“Sound of Metal” is a path through the melancholy truth many people face on a daily basis. This film was incredibly impactful because of the absolutely amazing performance by Riz Ahmed. I do want to warn you there will be spoilers ahead!
“Sound of Metal” tells the story of Rueben Stone, a musician who starts losing his hearing. His love for music and his girlfriend, Lou (played by Olivia Cooke), are what have been keeping him afloat through his recovery from addiction. When he starts losing his hearing, he relocates to a shelter for recovering addicts who are deaf. At this new location, we are shown how Rueben tries coping with this new life.
He then meets Joe (played by Paul Raci) who is the main coordinator at this shelter and his mentoring truly helps Rueben in his attempt to understand his deafness. While at the shelter Rueben learns American Sign Language and forms relationships with some of the people there. It seems like he’s learning how to be deaf and adjust to this major change in his life. This was obviously very heartwarming to see unfold in my opinion.
Throughout the film, Rueben is fixated on doing all he can to get cochlear implants so he can regain his hearing. With this surgery, his girlfriend and his adoration for music would return— his life would go back to “normal”. Rueben believes that all will be fixed so long as his hearing is restored. Because of this fixation, he ends up selling his RV and asking Joe for money so he can get his surgery. This is when he asked to leave the shelter because Joe realizes he hasn’t learned what he had hoped. Joe wanted Rueben to know that his loss of hearing isn’t something you should try to fix, but rather embrace and learn that it’s a part of you now.
I found it important to showcase this duality between Rueben trying to go back to the way things were and wanting to return to what he thought to be normal— a life he loved. But, I also find it important to show how Joe’s teaching and guidance is for everyone. Not everyone who arrives at the shelter has the opportunity that Ruben has to get implants and regain some of his hearing. Joe has to teach in a way that will help everyone understand their deafness and not focus on it as a problem that they need to fix.

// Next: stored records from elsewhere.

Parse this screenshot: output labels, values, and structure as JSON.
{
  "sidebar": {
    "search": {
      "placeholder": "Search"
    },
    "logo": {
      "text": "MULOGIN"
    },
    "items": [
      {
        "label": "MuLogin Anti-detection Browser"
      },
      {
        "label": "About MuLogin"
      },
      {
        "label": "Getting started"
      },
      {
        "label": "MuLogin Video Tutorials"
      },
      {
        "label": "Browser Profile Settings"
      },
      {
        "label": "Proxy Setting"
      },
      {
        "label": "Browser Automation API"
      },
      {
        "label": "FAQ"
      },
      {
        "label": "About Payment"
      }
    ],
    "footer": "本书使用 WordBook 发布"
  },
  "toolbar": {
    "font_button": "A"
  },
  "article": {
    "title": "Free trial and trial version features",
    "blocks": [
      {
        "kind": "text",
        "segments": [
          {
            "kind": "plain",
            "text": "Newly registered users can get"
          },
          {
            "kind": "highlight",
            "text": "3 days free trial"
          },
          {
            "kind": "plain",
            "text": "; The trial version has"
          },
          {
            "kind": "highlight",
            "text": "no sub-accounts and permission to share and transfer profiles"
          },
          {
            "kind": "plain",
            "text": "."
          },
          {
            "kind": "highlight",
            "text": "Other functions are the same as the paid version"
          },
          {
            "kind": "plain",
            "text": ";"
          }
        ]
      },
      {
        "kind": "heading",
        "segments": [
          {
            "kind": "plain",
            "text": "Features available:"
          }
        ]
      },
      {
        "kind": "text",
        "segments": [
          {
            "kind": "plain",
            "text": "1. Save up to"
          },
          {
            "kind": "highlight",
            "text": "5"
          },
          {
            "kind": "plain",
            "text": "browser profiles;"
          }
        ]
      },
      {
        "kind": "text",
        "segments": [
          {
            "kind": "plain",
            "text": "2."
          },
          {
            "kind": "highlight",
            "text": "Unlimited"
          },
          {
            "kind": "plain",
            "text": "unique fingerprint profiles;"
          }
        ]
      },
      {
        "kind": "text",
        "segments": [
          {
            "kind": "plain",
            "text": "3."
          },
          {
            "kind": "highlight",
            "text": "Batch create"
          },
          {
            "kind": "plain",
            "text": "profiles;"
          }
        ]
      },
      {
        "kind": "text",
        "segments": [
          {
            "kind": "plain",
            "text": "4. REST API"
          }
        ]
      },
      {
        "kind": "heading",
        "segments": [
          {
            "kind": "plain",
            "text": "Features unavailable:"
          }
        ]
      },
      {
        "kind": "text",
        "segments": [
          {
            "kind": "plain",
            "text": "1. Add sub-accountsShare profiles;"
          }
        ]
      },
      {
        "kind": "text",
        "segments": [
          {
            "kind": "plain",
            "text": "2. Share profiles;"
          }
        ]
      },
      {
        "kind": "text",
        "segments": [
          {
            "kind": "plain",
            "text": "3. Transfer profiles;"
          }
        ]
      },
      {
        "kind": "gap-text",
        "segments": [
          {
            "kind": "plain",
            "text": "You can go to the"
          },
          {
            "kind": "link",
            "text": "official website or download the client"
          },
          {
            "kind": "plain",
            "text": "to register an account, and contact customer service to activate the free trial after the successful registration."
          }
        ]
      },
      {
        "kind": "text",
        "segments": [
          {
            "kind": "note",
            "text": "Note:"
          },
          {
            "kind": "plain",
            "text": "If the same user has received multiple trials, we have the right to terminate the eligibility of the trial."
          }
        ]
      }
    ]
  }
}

In the end, Rueben gets the surgery and reunites with Lou (his girlfriend) but he realizes that the implants still distort the sounds he hears. Lou and Rueben break up and we are left with what seems like an epiphany for Rueben. Perhaps he will continue to think about what Joe and his experiences at the shelter taught him as he sits on a bench comforted by silence.
I am not a part of the deaf community and would never try to speak on their experiences or situations, but I think that the story was great for its showcase of deafness and the struggles that surround it in relation to being a musician. I want to reiterate the fact that Riz Ahmed’s performance was purely beautiful. It was so powerful that at times I felt his frustration and sadness so internally. A major asset this film has is its sound design. You’d be surprised that a film with such limited audio has amazing sound design, but in the moments where the sound was present, it was extraordinary. Such perfectly placed sounds with so much restriction throughout the film made it so enjoyable.
On the other hand, I wish the story was more cohesive because it jumped through different storylines a bit too much. One second it was about his love for music, the next was about his relationship and love for Lou, and then it jumped back to his journey becoming deaf. Despite this, I enjoyed this film a lot. I would definitely recommend it for the performances and the sound design. It is truly captivating, so I hope you watch collegiates!